Huawei, troisième fabricant mondial de smartphone si l’on en croit IDC, a dévoilé il y a quelques semaines l’Ascend P8, un mobile qui se veut haut de gamme tout en proposant un tarif bien deçà des iPhone 6 et Galaxy S6. Les premiers tests sont tombés, qui globalement sont positifs, mais l’on s’étonne quand même que pas un média (ou presque) ne parle de la filiation (pourtant plus qu’évidente) du design de l’appareil, encore plus emprunté au dernier iPhone que ne peut l’être le S6 de Samsung.

Huawei Ascend P8

La tranche, le métal poli, les ouvertures pour les HP…tout rappelle l’iPhone 6

Même tranche « ronde » et polie, mêmes emplacements pour les bandes de l’antenne extérieure, mêmes ouvertures pour les HP, même design « à plat ». Le silence de la plupart des médias sur cette « inspiration » plus que visible donne en fait le sentiment que la multiplication des copies de design de l’iPhone a fini par fatiguer ou habituer l’oeil, pire, que tout cela est banal et donc finalement totalement acceptable. Le degré de copie importe somme toute assez peu, et l’on pressent bien que le P8 aurait pu se rapprocher encore plus franchement du design de l’iPhone 6 sans que cela ne soulève le moindre sourcil. Mine de rien, cette attitude d' »évitement » de l’évidence confirme de façon spectaculaire l’un des arguments rabâché en 2012 par Apple lors de son procès face à Samsung : la copie n’est pas avant tout un problème parce qu’elle induirait le consommateur en erreur (cela ne peut pas vraiment être le cas, un argument d’ailleurs souvent repris par les contrefacteurs pour se défendre), mais parce qu’elle « dilue » les signes distinctifs de la marque, qui sont a force moins distinctifs justement, au point de ne plus être considérés comme faisant partie de la marque elle-même.

huawei-ascend-p8

L’iPhone 6s…heu, l’Ascend P8

Le fait même que l’on puisse distinguer la copie de ce qui ne l’est pas prouve en sus que le design d’un iPhone ne se limite pas à ce qu’en disaient les propos les plus caricaturaux, c’est à dire à un simple rectangle avec des coins ronds. Tous les deux ans qui plus est, Apple renouvelle le design de son iPhone, et l’iPhone 6 est sans doute celui qui a introduit le changement le plus radical : ces fameuses tranches courbes et polies, ce côté « design industriel » et un peu rétro des ouvertures des HP, ce design général « à plat ». On retrouve tout cela sur le P8, et Huawei n’a même pas pris le soin d’attendre une génération supplémentaire avant de faire comme si le design pourtant propre à l’iPhone ne lui appartenait déjà plus. La multiplication, rapide qui plus est, de smartphones très inspirés de l’iPhone 6 a toutes les chances d’accélérer l’impression que ce dernier ne se distingue pas vraiment de ses copies, si ce n’est pour une raison qui n’a pas grand chose à voir avec le design hardware : son interface, qui est encore l’élément le plus repérable du premier coup d’oeil.

Galaxy S6 vs iPhone 6 Bas

Ici l’iPhone 6 sur le Galaxy S6; un très fort air de ressemblance…

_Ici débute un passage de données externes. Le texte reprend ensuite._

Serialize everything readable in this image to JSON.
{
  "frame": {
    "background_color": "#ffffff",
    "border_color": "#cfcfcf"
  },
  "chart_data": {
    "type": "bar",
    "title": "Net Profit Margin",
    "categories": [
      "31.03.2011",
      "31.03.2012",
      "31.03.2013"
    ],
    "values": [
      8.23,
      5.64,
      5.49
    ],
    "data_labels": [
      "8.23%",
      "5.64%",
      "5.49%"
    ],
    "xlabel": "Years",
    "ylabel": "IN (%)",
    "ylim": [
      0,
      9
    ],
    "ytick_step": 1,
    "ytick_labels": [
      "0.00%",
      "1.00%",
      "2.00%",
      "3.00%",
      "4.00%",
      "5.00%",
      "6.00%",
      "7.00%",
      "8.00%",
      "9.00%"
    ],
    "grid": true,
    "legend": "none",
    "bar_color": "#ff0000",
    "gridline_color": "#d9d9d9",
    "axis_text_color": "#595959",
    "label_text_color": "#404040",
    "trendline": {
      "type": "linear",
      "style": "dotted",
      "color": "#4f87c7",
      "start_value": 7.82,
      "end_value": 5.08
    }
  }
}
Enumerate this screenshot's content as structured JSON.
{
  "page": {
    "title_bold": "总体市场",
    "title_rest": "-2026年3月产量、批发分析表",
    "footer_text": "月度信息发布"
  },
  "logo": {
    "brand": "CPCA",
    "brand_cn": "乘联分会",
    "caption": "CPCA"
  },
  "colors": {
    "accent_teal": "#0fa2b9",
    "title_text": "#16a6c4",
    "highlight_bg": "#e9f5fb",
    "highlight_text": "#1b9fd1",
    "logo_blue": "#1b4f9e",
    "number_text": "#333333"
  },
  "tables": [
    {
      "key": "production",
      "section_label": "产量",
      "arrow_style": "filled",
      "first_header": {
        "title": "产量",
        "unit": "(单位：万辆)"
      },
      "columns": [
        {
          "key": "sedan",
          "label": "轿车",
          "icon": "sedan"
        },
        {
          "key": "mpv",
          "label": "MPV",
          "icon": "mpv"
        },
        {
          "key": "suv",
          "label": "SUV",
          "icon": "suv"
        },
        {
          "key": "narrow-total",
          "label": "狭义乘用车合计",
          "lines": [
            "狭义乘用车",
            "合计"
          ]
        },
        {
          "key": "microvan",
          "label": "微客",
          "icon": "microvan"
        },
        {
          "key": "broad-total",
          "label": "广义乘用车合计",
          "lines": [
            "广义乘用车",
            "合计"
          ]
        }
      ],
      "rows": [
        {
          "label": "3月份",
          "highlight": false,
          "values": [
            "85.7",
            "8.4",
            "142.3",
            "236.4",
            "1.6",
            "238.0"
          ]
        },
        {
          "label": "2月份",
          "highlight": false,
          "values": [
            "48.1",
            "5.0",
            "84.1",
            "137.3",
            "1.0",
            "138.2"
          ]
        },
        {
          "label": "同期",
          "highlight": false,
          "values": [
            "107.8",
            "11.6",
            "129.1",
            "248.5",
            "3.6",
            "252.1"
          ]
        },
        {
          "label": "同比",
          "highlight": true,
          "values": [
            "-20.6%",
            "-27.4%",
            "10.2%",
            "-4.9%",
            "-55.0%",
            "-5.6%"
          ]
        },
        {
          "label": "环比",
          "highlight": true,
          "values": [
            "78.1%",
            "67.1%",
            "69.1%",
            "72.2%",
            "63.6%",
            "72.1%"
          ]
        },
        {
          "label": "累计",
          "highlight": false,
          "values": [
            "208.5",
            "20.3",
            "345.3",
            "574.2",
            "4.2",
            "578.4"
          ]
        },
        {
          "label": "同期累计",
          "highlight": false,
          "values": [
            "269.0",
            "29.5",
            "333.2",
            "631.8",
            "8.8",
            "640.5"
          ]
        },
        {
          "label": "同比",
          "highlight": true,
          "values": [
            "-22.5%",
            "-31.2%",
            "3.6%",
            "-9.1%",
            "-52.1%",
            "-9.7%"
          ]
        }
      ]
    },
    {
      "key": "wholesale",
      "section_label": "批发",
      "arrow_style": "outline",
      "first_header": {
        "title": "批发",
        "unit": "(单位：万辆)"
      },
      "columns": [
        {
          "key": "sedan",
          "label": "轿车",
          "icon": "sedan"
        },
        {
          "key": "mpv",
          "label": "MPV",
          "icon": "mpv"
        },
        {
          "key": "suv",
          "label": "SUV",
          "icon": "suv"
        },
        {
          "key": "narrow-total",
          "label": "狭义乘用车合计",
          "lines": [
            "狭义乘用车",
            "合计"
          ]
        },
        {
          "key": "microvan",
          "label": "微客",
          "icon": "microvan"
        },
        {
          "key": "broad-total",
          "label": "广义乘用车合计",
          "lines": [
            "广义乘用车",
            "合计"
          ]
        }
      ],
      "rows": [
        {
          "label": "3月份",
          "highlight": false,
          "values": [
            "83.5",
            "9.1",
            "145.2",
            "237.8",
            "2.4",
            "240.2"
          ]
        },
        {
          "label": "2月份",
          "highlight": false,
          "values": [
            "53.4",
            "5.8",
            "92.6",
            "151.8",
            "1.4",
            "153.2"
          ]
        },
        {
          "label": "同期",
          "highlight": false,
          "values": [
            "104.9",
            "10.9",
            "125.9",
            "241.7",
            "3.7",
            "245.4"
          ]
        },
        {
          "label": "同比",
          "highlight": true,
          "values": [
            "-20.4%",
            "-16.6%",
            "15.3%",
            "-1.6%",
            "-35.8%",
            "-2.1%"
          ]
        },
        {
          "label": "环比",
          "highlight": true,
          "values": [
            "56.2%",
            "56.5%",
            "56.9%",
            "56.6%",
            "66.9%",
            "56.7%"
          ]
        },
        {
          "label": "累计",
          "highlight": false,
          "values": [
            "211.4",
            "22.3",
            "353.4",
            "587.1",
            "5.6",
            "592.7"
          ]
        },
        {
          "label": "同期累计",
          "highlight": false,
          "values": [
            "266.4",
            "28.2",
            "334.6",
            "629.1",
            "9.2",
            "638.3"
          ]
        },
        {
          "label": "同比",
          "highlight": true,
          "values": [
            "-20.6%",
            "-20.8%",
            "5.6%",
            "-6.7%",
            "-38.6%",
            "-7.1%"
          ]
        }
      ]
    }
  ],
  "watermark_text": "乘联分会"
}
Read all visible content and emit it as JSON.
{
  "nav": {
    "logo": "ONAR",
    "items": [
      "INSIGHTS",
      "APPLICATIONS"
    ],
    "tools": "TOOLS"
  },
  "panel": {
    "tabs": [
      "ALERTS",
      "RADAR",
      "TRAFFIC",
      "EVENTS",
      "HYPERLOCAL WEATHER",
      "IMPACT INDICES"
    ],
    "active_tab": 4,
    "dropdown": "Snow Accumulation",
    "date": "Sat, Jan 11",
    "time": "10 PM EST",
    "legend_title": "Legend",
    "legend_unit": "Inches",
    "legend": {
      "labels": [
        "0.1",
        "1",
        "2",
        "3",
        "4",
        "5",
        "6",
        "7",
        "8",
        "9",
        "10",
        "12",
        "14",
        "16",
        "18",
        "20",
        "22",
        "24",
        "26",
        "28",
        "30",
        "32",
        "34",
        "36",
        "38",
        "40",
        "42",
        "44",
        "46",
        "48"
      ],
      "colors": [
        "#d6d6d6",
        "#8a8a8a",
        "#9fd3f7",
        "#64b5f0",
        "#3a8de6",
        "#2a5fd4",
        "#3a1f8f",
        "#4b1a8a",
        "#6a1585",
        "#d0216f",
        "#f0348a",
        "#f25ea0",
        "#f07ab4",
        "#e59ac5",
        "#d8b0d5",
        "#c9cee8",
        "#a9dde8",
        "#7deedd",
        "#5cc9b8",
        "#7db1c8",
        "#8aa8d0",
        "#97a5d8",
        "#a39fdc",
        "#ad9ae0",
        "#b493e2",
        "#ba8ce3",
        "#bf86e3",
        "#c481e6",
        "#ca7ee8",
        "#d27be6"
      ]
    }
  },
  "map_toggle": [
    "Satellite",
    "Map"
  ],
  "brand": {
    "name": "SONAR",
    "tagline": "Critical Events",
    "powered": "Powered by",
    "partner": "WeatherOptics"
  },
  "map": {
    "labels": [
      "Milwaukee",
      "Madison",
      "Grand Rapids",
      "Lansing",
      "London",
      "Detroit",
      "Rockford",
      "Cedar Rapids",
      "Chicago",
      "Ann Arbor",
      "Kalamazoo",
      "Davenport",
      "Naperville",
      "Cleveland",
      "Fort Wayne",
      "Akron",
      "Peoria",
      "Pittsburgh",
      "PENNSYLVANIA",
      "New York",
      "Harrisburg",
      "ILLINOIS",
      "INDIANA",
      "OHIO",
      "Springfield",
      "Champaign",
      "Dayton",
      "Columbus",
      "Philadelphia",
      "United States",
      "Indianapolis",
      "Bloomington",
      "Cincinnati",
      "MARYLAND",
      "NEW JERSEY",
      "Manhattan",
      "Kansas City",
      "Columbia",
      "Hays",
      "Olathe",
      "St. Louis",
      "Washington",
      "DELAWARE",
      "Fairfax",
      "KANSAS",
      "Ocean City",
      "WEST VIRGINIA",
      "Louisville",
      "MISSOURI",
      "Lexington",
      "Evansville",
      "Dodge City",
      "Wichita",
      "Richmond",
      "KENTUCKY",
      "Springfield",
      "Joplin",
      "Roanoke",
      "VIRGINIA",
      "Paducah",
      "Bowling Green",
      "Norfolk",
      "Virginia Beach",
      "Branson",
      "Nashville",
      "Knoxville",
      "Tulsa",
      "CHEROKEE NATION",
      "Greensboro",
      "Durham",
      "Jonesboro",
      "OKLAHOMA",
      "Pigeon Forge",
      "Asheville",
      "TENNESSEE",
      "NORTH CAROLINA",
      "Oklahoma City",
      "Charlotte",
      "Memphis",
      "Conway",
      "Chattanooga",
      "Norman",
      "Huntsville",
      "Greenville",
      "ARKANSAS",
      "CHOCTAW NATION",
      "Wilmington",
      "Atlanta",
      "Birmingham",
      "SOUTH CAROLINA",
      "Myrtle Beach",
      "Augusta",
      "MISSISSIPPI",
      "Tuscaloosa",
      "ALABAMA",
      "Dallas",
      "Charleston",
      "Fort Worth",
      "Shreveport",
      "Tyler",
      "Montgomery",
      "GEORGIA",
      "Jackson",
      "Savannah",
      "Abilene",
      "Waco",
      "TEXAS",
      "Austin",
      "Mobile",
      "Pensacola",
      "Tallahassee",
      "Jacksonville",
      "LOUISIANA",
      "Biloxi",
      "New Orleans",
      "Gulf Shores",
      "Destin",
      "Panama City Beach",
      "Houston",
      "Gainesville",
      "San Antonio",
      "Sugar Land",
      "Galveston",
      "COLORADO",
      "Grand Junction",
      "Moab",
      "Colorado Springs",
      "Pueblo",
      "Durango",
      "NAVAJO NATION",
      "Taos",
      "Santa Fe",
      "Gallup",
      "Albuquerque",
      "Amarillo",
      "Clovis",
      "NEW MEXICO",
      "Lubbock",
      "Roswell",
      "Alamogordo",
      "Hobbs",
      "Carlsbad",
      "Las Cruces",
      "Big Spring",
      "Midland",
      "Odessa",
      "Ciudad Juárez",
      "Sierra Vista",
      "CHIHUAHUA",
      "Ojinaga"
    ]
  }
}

Reste alors une question : pourquoi la justice, qui protège fermement les brevets de design dans la plupart des secteurs de la production matérielle, semble se montrer finalement très laxiste dès lors qu’il s’agit du secteur des smartphones ? Nul ne le sait vraiment, et sans doute que le fait qu’Apple réussisse à écouler ses iPhone par dizaines de millions ne contribue pas à donner le sentiment que la copie puisse réellement nuire à ses ventes. Mais demain ? Huawei est déjà numéro 3, et comme par le plus grand des hasards, c’est au moment où le fabricant suit le design de l’iPhone à la culotte que les ventes explosent à ce point. La même chose pouvait déjà être dite en 2010 au sujet de Samsung, au moment de l’envol des ventes de Galaxy S1 (Samsung ne pesait rien avant sur le marché du smartphone), dont le design était alors une copie quasi-conforme de celui de l’iPhone 3GS.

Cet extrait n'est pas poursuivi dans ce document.